Portait d’Ernest Cassel, 1907.
Portait d’Ernest Cassel, 1907. Wikimedia
Ernest Cassel a, semble-t-il, toujours mené une vie de citadin. Il est né et a grandi à Cologne, où, à l’âge de 14 ans, il commence un apprentissage bancaire. Deux ans plus tard, il quitte l’Allemagne pour s’installer en Angleterre. Après un court séjour à Paris, il est à nouveau attiré par l’Angleterre où il épouse en 1878 l’Anglaise Annette Maxwell, obtenant ainsi la nationalité britannique. Ernst devient ainsi Ernest. Il fait des affaires très lucratives dans la banque et ses conseils très prisés le conduisent même jusqu’à la famille royale. Ce succès nuit cependant à sa santé. Toute sa vie, Ernest Cassel souffre de problèmes cardio-vasculaires et gastriques. Sir William Broadbent a alors l’idée d’une cure dans le Valais, dont il avait connaissance en raison de la réputation naissante du tourisme suisse. Malgré un voyage long et difficile, Ernest Cassel ne cessera par la suite de retourner en Valais. Il semble même avoir pris goût à l’hôtel Riederfurka qu’il avait jugé au premier abord rudimentaire et où il choisit régulièrement de passer la nuit.

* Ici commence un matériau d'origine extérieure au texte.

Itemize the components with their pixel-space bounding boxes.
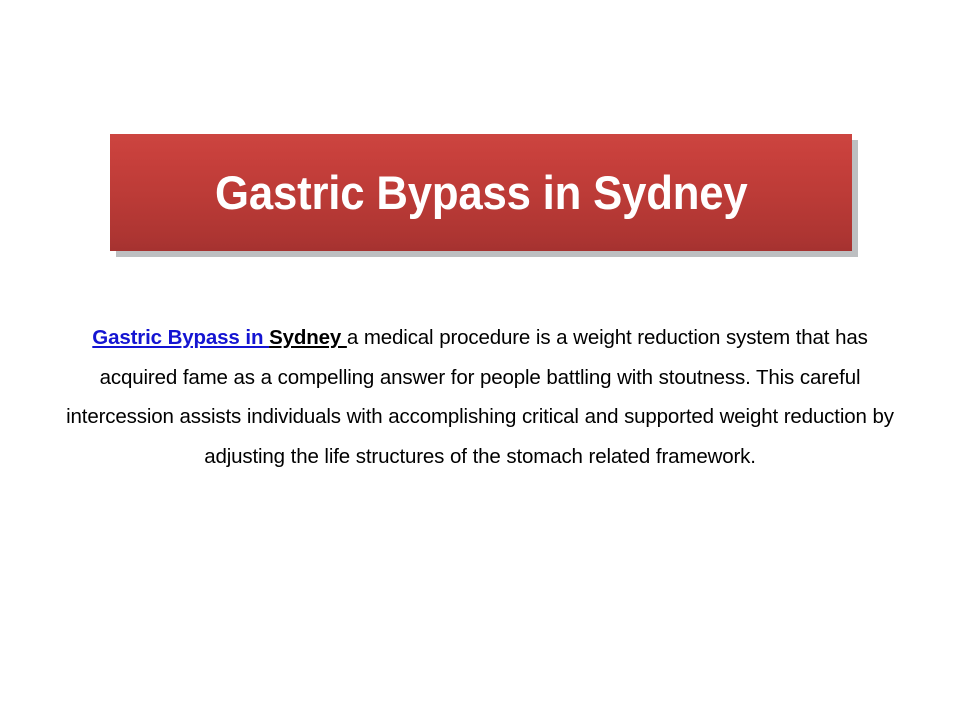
body-text-block: Gastric Bypass in Sydney a medical proce…	[56, 318, 904, 476]
sydney-link-label[interactable]: Sydney	[269, 326, 347, 349]
title-banner-container: Gastric Bypass in Sydney	[110, 134, 852, 251]
slide-canvas: Gastric Bypass in Sydney Gastric Bypass …	[0, 0, 960, 720]
body-paragraph: Gastric Bypass in Sydney a medical proce…	[56, 318, 904, 476]
title-banner: Gastric Bypass in Sydney	[110, 134, 852, 251]
page-title: Gastric Bypass in Sydney	[215, 169, 747, 216]
gastric-bypass-link[interactable]: Gastric Bypass in	[92, 326, 269, 349]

L’hôtel Riederfurka (à gauche) et la Villa Cassel sur une photographie du début du XXe siècle.
L’hôtel Riederfurka (à gauche) et la Villa Cassel sur une photographie du début du XXe siècle. ETH Library Zurich
En 1901, Ernest Cassel rencontre les représentants des communes de Ried et de Betten pour discuter d’une éventuelle acquisition de terrain. Au fil des ans, il s’était taillé une très bonne réputation auprès des habitants de la région grâce à ses généreux dons. Alors, on se met vite d’accord pour céder à cet Anglais, un brin «farfelu», un lopin de terre considéré comme impropre à l’élevage. Avec sa toiture tape-à-l'œil, ses tourelles et ses flèches, la Villa Cassel construite en 1902 dans le style victorien ne fait pas meilleur effet qu’un tablier à une vache. C’est du moins ce qu’en pensaient les voisins et les habitants du village. Et très vite, les rumeurs vont bon train et font bouillonner les esprits: «Que de matériaux de construction, d’engins exotiques tels que pianos ou baignoires, transportés à dos de mulets à plus de 2000 m d’altitude!», «Qu’avait donc de spécial cette machine à écrire que l’on croyait avoir aperçue?» et «Allait-elle servir à imprimer des livres ou peut-être même des billets?»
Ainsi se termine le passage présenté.